До сих пор в философской, биологической и психологической литературе принято говорить о мотивации и мотивах не только человека, но и животных (Н. Ю. Войтонис (1935), В. К. Вилюнас (1986) и др.). При этом под мотивацией понимается любая причина, вызывающая ту или иную реакцию животных и человека. Например, Н. Ю. Войтонис говорит о мотивации гнева, страха, П. В. Симонов (1975) принимает за мотивы животных их биологические потребности и т. д.
Предложенная П. К. Анохиным (1975) схема функциональной системы, в частности та ее часть, которая касается принятия решения, приложима как для произвольного, так и непроизвольного поведения, и это вроде бы дает основание сблизить мотивационные механизмы человека и животного. Действительно, у того и другого присутствует пусковая афферентация (стимул, сигнал, раздражитель), обстановочная афферентация (оценка и учет собственного состояния и ситуации), память (какая прежде была реакция на данный стимул) и потребность, называемая П. К. Анохиным мотивацией. У животных и у человека имеется предвосхищение будущих результатов, описываемых в различных схемах поведения как «акцептор действия», «установка», «ожидание», «экстраполяция», «антиципация».
Аналогии можно проводить и дальше. Так, у животных, как и у человека, при организации своего поведения проявляется избирательность (предпочтение). Л. Харрис и соавт. (L. Harris, J. Clay, F. Harggreaves, A. Ward, 1933) изучал избирательность пищевого поведения, которая определяется биологической потребностью. Если давать крысам в течение нескольких дней пищу, лишенную витамина В, а затем предложить им на выбор еду, содержащую и не содержащую его, то крысы очень быстро обучаются выбирать пищу с этим витамином.
Зависимость таких предпочтений животного от специфических потребностей организма показал и К. Рихтер (С. Richter, 1936).

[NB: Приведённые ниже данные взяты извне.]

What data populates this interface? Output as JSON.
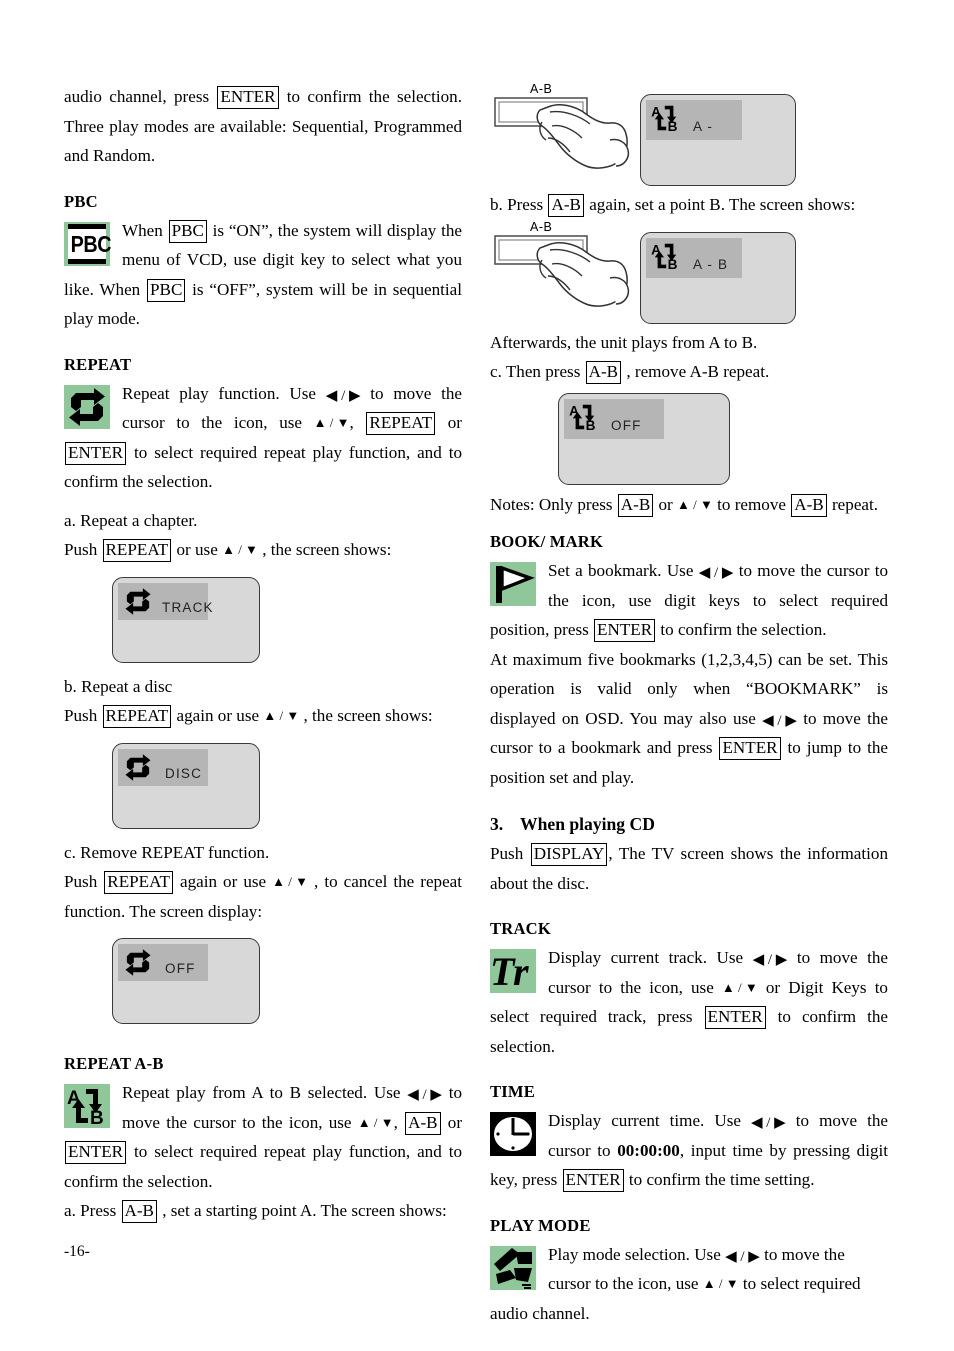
{
  "page": {
    "number": "-16-"
  },
  "colors": {
    "icon_green": "#8fc79a",
    "screen_bg": "#d8d8d8",
    "screen_band": "#b5b5b5"
  },
  "left": {
    "intro": {
      "p1_a": "audio channel, press ",
      "p1_key": "ENTER",
      "p1_b": " to confirm the selection. Three play modes are available: Sequential, Programmed and Random."
    },
    "pbc": {
      "heading": "PBC",
      "icon": "pbc-icon",
      "icon_text": "PBC",
      "t1": "When ",
      "k1": "PBC",
      "t2": " is “ON”, the system will display the menu of VCD, use digit key to select what you like. When ",
      "k2": "PBC",
      "t3": " is “OFF”, system will be in sequential play mode."
    },
    "repeat": {
      "heading": "REPEAT",
      "icon": "repeat-loop-icon",
      "t1": "Repeat play function. Use ",
      "arrow_lr": "◀ / ▶",
      "t2": " to move the cursor to the icon, use ",
      "arrow_ud": "▲ / ▼",
      "t3": ", ",
      "k1": "REPEAT",
      "t4": " or ",
      "k2": "ENTER",
      "t5": " to select required repeat play function, and to confirm the selection.",
      "a_label": "a. Repeat a chapter.",
      "a_push_1": "Push ",
      "a_push_key": "REPEAT",
      "a_push_2": " or use ",
      "a_push_3": " , the screen shows:",
      "screen_a": "TRACK",
      "b_label": "b. Repeat a disc",
      "b_push_1": "Push ",
      "b_push_key": "REPEAT",
      "b_push_2": " again or use ",
      "b_push_3": " , the screen shows:",
      "screen_b": "DISC",
      "c_label": "c. Remove REPEAT function.",
      "c_push_1": "Push ",
      "c_push_key": "REPEAT",
      "c_push_2": " again or use ",
      "c_push_3": " , to cancel the repeat function. The screen display:",
      "screen_c": "OFF"
    },
    "repeat_ab": {
      "heading": "REPEAT A-B",
      "icon": "repeat-ab-icon",
      "icon_a": "A",
      "icon_b": "B",
      "t1": "Repeat play from A to B selected. Use ",
      "t2": " to move the cursor to the icon, use ",
      "t3": ", ",
      "k1": "A-B",
      "t4": " or ",
      "k2": "ENTER",
      "t5": " to select required repeat play function, and to confirm the selection.",
      "a_1": "a. Press ",
      "a_key": "A-B",
      "a_2": " , set a starting point A. The screen shows:"
    }
  },
  "right": {
    "step_a": {
      "button_label": "A-B",
      "screen_text": "A -"
    },
    "step_b": {
      "line_1": "b. Press ",
      "line_key": "A-B",
      "line_2": " again, set a point B. The screen shows:",
      "button_label": "A-B",
      "screen_text": "A - B"
    },
    "after": "Afterwards, the unit plays from A to B.",
    "step_c": {
      "line_1": "c. Then press ",
      "line_key": "A-B",
      "line_2": " , remove A-B repeat.",
      "screen_text": "OFF"
    },
    "notes": {
      "t1": "Notes: Only press ",
      "k1": "A-B",
      "t2": " or ",
      "arrow_ud": "▲ / ▼",
      "t3": " to remove ",
      "k2": "A-B",
      "t4": " repeat."
    },
    "bookmark": {
      "heading": "BOOK/ MARK",
      "icon": "bookmark-flag-icon",
      "t1": "Set a bookmark. Use ",
      "arrow_lr": "◀ / ▶",
      "t2": " to move the cursor to the icon, use digit keys to select required position, press ",
      "k1": "ENTER",
      "t3": " to confirm the selection.",
      "t4": "At maximum five bookmarks (1,2,3,4,5) can be set. This operation is valid only when “BOOKMARK” is displayed on OSD. You may also use ",
      "t5": " to move the cursor to a bookmark and press ",
      "k2": "ENTER",
      "t6": " to jump to the position set and play."
    },
    "cd": {
      "num": "3.",
      "heading": "When playing CD",
      "t1": "Push ",
      "k1": "DISPLAY",
      "t2": ", The TV screen shows the information about the disc."
    },
    "track": {
      "heading": "TRACK",
      "icon": "track-tr-icon",
      "icon_text": "Tr",
      "t1": "Display current track. Use ",
      "arrow_lr": "◀ / ▶",
      "t2": " to move the cursor to the icon, use ",
      "arrow_ud": "▲ / ▼",
      "t3": " or Digit Keys to select required track, press ",
      "k1": "ENTER",
      "t4": " to confirm the selection."
    },
    "time": {
      "heading": "TIME",
      "icon": "clock-icon",
      "t1": "Display current time. Use ",
      "arrow_lr": "◀ / ▶",
      "t2": " to move the cursor to ",
      "bold_time": "00:00:00",
      "t3": ", input time by pressing digit key, press ",
      "k1": "ENTER",
      "t4": " to confirm the time setting."
    },
    "playmode": {
      "heading": "PLAY MODE",
      "icon": "play-mode-shuffle-icon",
      "t1": "Play mode selection. Use ",
      "arrow_lr": "◀ / ▶",
      "t2": " to move the cursor to the icon, use ",
      "arrow_ud": "▲ / ▼",
      "t3": " to select required audio channel."
    }
  }
}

Однако животные не всегда предпочитают продукты, соответствующие той или иной нужде организма. Некоторые продукты, как показал П. Т. Янг (P. Yang, 1948), предпочитаются из-за особенностей самого продукта. Так, некоторые вредные вещества оказываются более привлекательными. Для обозначения предпочтения некоторых продуктов, не связанных с органическими потребностями, Янг предложил термин аппетитность. Очевидно, предпочтение основывается на вкусовых ощущениях, так как перерезание вкусовых нервов устраняло это предпочтение (К. Рихтер, 1942).
В опытах с «ожиданием награды» у животных формируется готовность к получению определенного корма, и в случае его подмены вместо пищевого наблюдается поисковое поведение. Все это свидетельствует о том, что, как отмечают О. К. Тихомиров и Т. Г. Богданова (1983), цели человеческих действий и процессы их образования имеют биологическую предысторию. Однако внешние сходства в поведении
и детерминирующих его факторах не должны заслонять существенных отличий обусловленности поведения у человека и животных. Они видны, например, при рассмотрении потребностей животных и человека. Не только социальные потребности, отсутствующие у животных, но и биологические не одинаковы у тех и других, На это обращал внимание А. Н. Леонтьев, ссылаясь на высказывание К. Маркса; «...голод, который утоляется вареным мясом, поедаемым с помощью ножа и вилки, это иной голод, чем тот, при котором проглатывают сырое мясо с помощью рук, ногтей и зубов»[3]. Для изголодавшегося человека пища тоже перестает существовать в своей «человеческой» форме (потребность в пище «расчеловечивается», по
терминологии А. Н. Леонтьева). То есть, потребляя пищу, человек не просто утоляет голод, но получает удовольствие, в том числе и эстетическое, от самой обстановки принятия пищи.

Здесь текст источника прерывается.